Имя женщины-дарительницы было им, конечно, известно. Но из письма, которое она прислала, не совсем ясно было, от нее эта вещь или лишь передана по просьбе. Сама же она просила передать мальчику лучшие пожелания, словно хорошо знала его.

В шкатулке лежала белая морская ракушка, большая, колкая, торчащая лучами, словно снежинка; весьма недешевый дар. В ней, как во всех ей подобных, жил далекий размеренный гул, дыхание моря. Вряд ли ее могли отравить или задумать иное зло, и, поколебавшись, подарок отдали Тайрену.

Тот долго смотрел в шкатулку, не касаясь, и неясно, что в этот миг думал: его чувства давно никто не мог прочитать. Потом осторожно взял, будто опасаясь сломать, приложил к уху, слушал долго-долго. Наконец опустил руку.

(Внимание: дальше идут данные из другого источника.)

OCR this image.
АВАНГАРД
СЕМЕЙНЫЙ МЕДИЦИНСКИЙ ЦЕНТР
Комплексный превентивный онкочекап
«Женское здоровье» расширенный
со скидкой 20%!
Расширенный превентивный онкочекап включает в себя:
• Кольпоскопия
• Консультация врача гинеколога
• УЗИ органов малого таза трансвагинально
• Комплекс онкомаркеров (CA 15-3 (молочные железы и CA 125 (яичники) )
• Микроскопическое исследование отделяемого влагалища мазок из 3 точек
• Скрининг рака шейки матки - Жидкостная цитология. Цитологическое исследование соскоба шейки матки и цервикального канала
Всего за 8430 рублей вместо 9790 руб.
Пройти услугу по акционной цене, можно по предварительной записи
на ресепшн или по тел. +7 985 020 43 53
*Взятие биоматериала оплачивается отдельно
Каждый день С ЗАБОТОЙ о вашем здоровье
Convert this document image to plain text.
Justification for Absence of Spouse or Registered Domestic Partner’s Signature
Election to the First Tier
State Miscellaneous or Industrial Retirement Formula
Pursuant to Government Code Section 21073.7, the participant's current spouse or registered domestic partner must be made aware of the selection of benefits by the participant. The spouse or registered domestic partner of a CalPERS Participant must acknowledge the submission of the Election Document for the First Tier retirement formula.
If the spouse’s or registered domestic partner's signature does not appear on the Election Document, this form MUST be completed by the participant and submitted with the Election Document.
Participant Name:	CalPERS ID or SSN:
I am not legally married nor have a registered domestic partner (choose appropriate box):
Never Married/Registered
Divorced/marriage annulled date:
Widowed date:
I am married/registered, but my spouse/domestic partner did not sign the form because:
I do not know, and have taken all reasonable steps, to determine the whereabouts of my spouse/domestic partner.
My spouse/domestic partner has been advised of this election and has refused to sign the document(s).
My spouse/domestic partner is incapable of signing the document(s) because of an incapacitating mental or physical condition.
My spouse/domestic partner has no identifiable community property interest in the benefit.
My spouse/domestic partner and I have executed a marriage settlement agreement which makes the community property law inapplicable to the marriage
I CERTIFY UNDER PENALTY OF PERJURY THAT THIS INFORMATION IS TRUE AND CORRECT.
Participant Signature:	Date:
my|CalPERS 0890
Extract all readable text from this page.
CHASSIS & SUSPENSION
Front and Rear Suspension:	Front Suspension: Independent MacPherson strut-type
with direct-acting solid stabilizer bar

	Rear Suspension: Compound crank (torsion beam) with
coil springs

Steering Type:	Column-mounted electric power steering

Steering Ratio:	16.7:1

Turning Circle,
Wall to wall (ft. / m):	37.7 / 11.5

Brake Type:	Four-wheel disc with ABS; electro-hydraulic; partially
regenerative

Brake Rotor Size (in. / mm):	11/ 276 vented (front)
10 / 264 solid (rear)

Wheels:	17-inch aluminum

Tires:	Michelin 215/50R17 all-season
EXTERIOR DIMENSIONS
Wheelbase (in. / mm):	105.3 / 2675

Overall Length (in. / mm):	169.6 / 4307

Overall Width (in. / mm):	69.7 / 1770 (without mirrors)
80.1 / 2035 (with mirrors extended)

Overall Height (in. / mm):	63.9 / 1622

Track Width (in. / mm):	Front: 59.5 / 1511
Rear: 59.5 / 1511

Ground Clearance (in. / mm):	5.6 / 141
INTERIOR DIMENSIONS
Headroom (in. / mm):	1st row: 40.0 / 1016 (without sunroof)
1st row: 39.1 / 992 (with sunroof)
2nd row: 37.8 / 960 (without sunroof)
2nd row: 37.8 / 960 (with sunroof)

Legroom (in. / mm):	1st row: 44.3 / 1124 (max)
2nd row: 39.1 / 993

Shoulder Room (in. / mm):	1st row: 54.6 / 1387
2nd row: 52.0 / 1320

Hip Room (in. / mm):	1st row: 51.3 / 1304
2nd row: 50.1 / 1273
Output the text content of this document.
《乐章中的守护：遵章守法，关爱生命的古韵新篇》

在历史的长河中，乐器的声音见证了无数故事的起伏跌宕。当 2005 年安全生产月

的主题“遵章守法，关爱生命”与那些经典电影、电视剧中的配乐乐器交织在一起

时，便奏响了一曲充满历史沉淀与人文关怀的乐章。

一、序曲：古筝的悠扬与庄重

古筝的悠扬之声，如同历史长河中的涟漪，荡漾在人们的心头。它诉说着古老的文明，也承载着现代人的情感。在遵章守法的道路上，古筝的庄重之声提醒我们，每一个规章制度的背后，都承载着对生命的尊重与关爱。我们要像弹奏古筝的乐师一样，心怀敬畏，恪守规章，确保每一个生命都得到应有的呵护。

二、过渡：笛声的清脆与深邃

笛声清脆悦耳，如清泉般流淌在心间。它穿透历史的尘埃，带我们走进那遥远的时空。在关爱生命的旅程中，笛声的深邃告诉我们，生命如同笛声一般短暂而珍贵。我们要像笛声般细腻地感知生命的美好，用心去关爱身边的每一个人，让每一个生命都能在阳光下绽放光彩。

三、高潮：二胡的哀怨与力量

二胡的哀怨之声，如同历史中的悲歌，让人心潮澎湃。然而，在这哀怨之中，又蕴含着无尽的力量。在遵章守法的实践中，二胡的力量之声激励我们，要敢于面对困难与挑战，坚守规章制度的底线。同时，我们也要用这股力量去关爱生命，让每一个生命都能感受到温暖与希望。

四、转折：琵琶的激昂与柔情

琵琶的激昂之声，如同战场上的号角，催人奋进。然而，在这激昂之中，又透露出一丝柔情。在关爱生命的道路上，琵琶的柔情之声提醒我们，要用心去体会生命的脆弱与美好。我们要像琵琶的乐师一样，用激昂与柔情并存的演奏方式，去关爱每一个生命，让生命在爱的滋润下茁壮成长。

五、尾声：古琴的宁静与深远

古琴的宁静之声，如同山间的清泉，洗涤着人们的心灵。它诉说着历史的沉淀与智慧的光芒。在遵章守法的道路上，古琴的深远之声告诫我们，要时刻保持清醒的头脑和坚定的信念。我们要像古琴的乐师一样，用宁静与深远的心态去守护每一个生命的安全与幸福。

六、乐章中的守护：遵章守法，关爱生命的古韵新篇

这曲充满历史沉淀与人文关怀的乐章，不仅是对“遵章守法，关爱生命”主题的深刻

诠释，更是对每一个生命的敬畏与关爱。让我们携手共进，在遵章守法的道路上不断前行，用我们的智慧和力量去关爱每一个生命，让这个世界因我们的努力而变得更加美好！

— Он говорил правду всегда, — сказал мальчик. — Значит, я вырасту и буду здоровым, — и добавил, глядя куда-то в свет: — Я хочу увидеть море…

**

Юная женщина сидела на кушетке, по-детски поджав под себя ноги. Водила глазами по строчкам — жизнеописание трех сестер, прославленных одна искусством живописи, другая стихами, а третья любовными подвигами; но мыслями была не здесь. Прислушивалась к голосам в саду, из нескольких больше всего выделяя один, звучный, немного отрывистый, словно человек разучился говорить плавно, времени не было на гладкие долгие речи. Рииши объяснял садовникам и управляющему, что делать со старым мостиком и зарослями вокруг него, вчера делился этими планами с Майэрин.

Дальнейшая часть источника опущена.